After a brief hiatus, I’ve started giving notes again. It’s always helpful to step away from your own material and dive into somebody else’s. More often than not, it’s a win-win situation.

Sometimes there are exceptions to that rule, but more on that in a minute.

The quality of the writing has ranged from just-starting-out to seasoned professional, so my notes and comments are provided with the level of feedback most suitable to the writer’s level of expertise. One writer might still be learning about proper formatting, while another might want to consider strengthening up that second subplot.

One of my cardinal rules of giving notes is to not be mean about it. I never talk down to the writer, because I’ve been in their shoes. I do what I can to be supportive and offer some possible solutions, or at least hopefully guide them towards coming up with a new approach to what they’ve already got.

One writer responded by saying they were really upset about what I’d said, but then they went and re-read my notes, and couldn’t argue or disagree with any of them.

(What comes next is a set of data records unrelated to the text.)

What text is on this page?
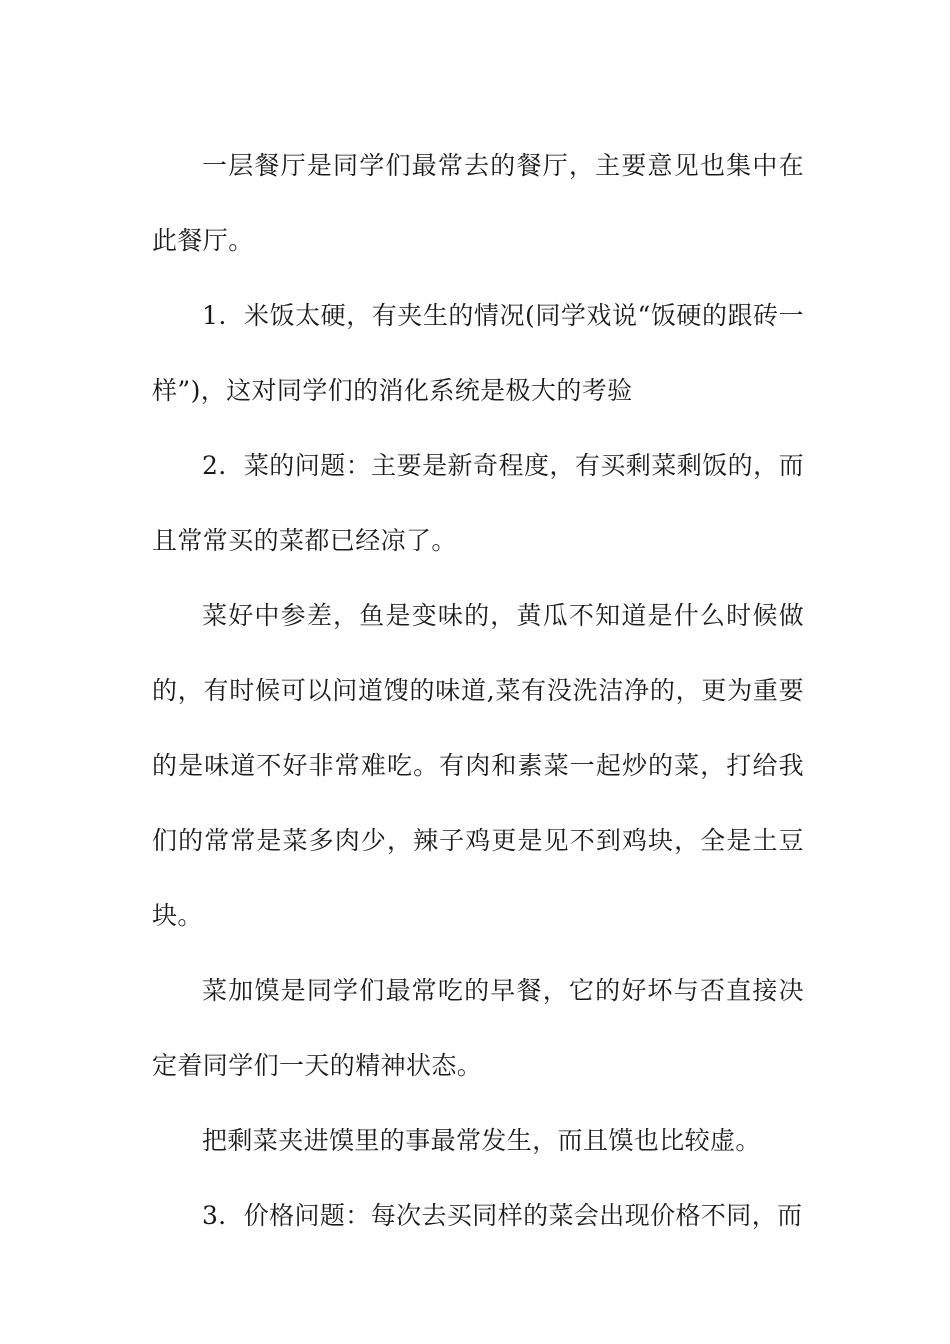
一层餐厅是同学们最常去的餐厅，主要意见也集中在此餐厅。

1．米饭太硬，有夹生的情况(同学戏说“饭硬的跟砖一样”)，这对同学们的消化系统是极大的考验

2．菜的问题：主要是新奇程度，有买剩菜剩饭的，而且常常买的菜都已经凉了。

菜好中参差，鱼是变味的，黄瓜不知道是什么时候做的，有时候可以问道馊的味道,菜有没洗洁净的，更为重要的是味道不好非常难吃。有肉和素菜一起炒的菜，打给我们的常常是菜多肉少，辣子鸡更是见不到鸡块，全是土豆块。

菜加馍是同学们最常吃的早餐，它的好坏与否直接决定着同学们一天的精神状态。

把剩菜夹进馍里的事最常发生，而且馍也比较虚。

3．价格问题：每次去买同样的菜会出现价格不同，而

I’ve always been fascinated by the expression “This is a reflection on the script, not you (the writer).” In some ways, the script IS a reflection of the writer; it’s their skill, their storytelling, their grasp of what should and shouldn’t be on the page, that are all being analyzed. After spending so much time and effort on a script, of course a writer wants to hear “it’s great!”, but as we all know, that doesn’t always happen.

Sometimes I worry my comments are too harsh, but just about every writer has responded with “These are SO helpful!”

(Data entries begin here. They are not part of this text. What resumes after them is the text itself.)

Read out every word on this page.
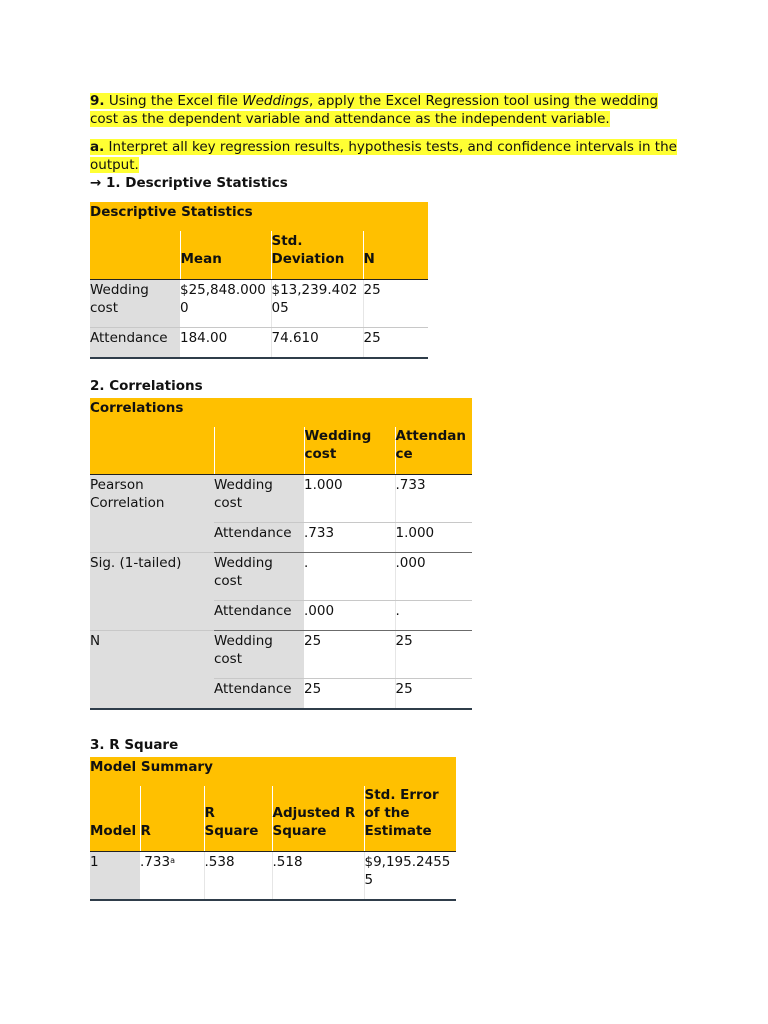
9. Using the Excel file Weddings, apply the Excel Regression tool using the wedding cost as the dependent variable and attendance as the independent variable.

a. Interpret all key regression results, hypothesis tests, and confidence intervals in the output.

→ 1. Descriptive Statistics

Descriptive Statistics			
	Mean	Std. Deviation	N
Wedding cost	$25,848.0000	$13,239.40205	25
Attendance	184.00	74.610	25

2. Correlations

Correlations			
		Wedding cost	Attendance
Pearson Correlation	Wedding cost	1.000	.733
	Attendance	.733	1.000
Sig. (1-tailed)	Wedding cost	.	.000
	Attendance	.000	.
N	Wedding cost	25	25
	Attendance	25	25

3. R Square

Model Summary				
Model	R	R Square	Adjusted R Square	Std. Error of the Estimate
1	.733$^a$	.538	.518	$9,195.24555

About a year ago, a writer I was connected to via social media asked to do a script swap. Some quick research showed they seemed to be experienced with writing and filmmaking, so it seemed like a good idea.

I read their script, and didn’t like it. I said so in my notes, and offered up what I considered valid reasons why, along with questions raised over the course of the story, along with some suggestions for potential fixes.

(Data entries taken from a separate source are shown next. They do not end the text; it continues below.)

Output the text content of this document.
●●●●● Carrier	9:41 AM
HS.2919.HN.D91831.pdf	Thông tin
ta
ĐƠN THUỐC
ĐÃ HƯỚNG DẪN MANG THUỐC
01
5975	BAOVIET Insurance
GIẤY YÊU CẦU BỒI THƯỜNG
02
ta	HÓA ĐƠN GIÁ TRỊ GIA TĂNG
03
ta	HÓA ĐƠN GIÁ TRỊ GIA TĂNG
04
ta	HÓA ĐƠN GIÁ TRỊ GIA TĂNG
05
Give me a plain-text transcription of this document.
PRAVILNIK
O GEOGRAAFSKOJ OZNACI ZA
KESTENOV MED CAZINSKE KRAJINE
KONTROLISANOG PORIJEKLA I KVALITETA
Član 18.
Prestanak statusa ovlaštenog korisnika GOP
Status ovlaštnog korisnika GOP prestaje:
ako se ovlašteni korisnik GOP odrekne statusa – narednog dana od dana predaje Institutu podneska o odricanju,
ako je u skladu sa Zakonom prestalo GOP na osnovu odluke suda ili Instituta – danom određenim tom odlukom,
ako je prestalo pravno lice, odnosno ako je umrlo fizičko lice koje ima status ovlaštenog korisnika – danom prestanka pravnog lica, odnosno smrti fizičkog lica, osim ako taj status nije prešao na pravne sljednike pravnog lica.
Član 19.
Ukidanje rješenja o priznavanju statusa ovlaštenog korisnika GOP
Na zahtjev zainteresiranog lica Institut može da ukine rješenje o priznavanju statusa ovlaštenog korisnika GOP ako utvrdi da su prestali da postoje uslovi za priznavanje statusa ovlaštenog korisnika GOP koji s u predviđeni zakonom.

What I was most surprised about was that this person presented themselves as a professional, and maybe I was naive in taking all of that at face value and believing the quality of their writing would reflect that and meet my expectations.

It didn’t.

It also didn’t help that they opted to not give me any notes on my script. At all. Just some snarky retorts. Guess my lack of effusive gushing hurt their feelings, and this was their method of retribution.

Oh well.

Interesting follow-up to that: I later saw them refer to my notes in a quite negative way, along with “this script has even gotten a few RECOMMENDS”, which is always a great defense.

Follow-up #2: we’re no longer connected on social media.

Could I have phrased my comments in a more supportive way? I suppose, but I figured this person wanted honesty, not praise. And like I said, I assumed they had a thick skin from having done this for a while.

Guess I was mistaken.

And I’ve been on the receiving end of it as well. A filmmaker friend read one of my scripts and started with “Sorry, but I just didn’t like it,” and explained why. Did I pound my fists in rage and curse them for all eternity? Of course not. Their reasons were perfectly valid.

Or the time a writing colleague could barely muster some tepid words of support for one of my comedies. I was a little disappointed, but after having read some of their scripts,  realized that our senses of humor (sense of humors?) were very different, so something I considered funny they probably wouldn’t, and vice versa.

I’ve no intention of changing how I give notes. If I like something, I’ll say so. If I don’t, I’ll say so. You may not like what I have to say, but please understand that it’s all done with the best of intentions. My notes are there for the sole purpose of helping you make your script better.

Isn’t that why we seek out notes in the first place?